Jésus dit que notre lumière brille devant les hommes, quand ils peuvent voir ce que nous faisons de bien, ou plutôt ce que nous faisons de bon. Car c’est par notre bonté que nous rayonnons la lumière et que nous sommes sel. Or cette bonté quelle est-elle ? Eh bien Jésus l’a expliqué juste avant – nous l’avons lu dimanche dernier : nous faisons des choses bonnes quand nous vivons les Béatitudes, c’est-à-dire quand nous sommes humbles, repentants, doux, assoiffés de Dieu, miséricordieux, innocents, faiseurs de paix, jusqu’à être persécutés parfois pour tout cela. C’est déjà ce que disait le Seigneur, par la bouche du prophète Isaïe : « si tu fais disparaître de ta vie les choses mauvaises et si tu fais du bien à ton prochain », alors ta lumière jaillira comme l’aurore, ton obscurité sera lumière de midi. Pourquoi ? Parce que rejeter le mal et faire des choses bonnes, c’est faire les œuvres de Dieu, car Dieu seul est bon. En fait, quand nous faisons du bien, c’est Dieu lui-même qui fait du bien à travers nous. Et c’est pour cela que les gens rendent gloire à Dieu, parce qu’ils savent bien d’où vient la vrai bonté : non pas de nous, mais de Dieu à travers nous.

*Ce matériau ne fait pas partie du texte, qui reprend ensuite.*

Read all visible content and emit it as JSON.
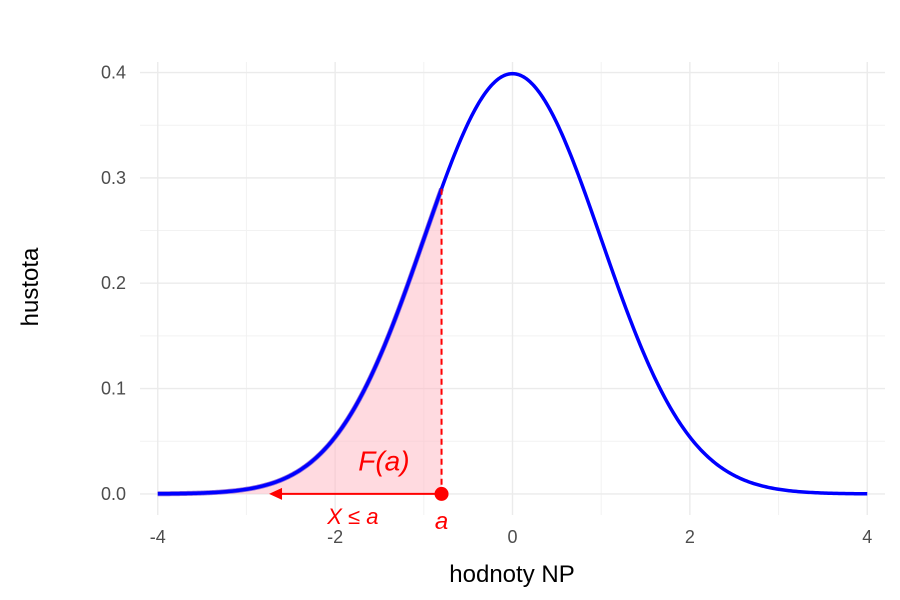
{
  "chart_data": {
    "type": "line",
    "title": "",
    "xlabel": "hodnoty NP",
    "ylabel": "hustota",
    "xlim": [
      -4.2,
      4.2
    ],
    "ylim": [
      -0.02,
      0.41
    ],
    "x_ticks": [
      -4,
      -2,
      0,
      2,
      4
    ],
    "x_tick_labels": [
      "-4",
      "-2",
      "0",
      "2",
      "4"
    ],
    "y_ticks": [
      0.0,
      0.1,
      0.2,
      0.3,
      0.4
    ],
    "y_tick_labels": [
      "0.0",
      "0.1",
      "0.2",
      "0.3",
      "0.4"
    ],
    "grid": true,
    "series": [
      {
        "kind": "normal-density-curve",
        "mean": 0,
        "sd": 1,
        "x_range": [
          -4,
          4
        ],
        "color": "#0000ff"
      }
    ],
    "shaded_area": {
      "from": -4,
      "to": -0.8,
      "fill": "#ffb6c1",
      "edge_color": "#9370db"
    },
    "a_value": -0.8,
    "arrow_to_x": -2.7,
    "accent_color": "#ff0000",
    "annotations": {
      "area_label": "F(a)",
      "point_label": "a",
      "event_label": "X ≤ a"
    }
  }
}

Mais si nous ne vivons pas les Béatitudes, si nous laissons les choses mauvaises s’accumuler dans nos vies comme dans un vieux grenier, et si nous arrêtons de faire des choses bonnes, alors la bonté de Dieu ne peut plus passer par nous pour atteindre ceux qui en ont besoin, pour être protégés du mal et purifiés en vue de la joie du Ciel. C’est alors que, comme des vieux tapis troués, les gens nous jetteront à la décharge : car on ne leur sert à rien, et on est méprisés par eux.
 
Souvenons-nous chers frères et sœurs, que lors de notre baptême nous avons été consacrés à Jésus comme prêtres, pour être dans son Sanctuaire au plus près de sa Présence lumineuse, au plus près de son cœur, pour rayonner de sa bonté dans le monde, et que par nous comme du sel, il puisse sauver le monde et lui accorder la vie éternelle.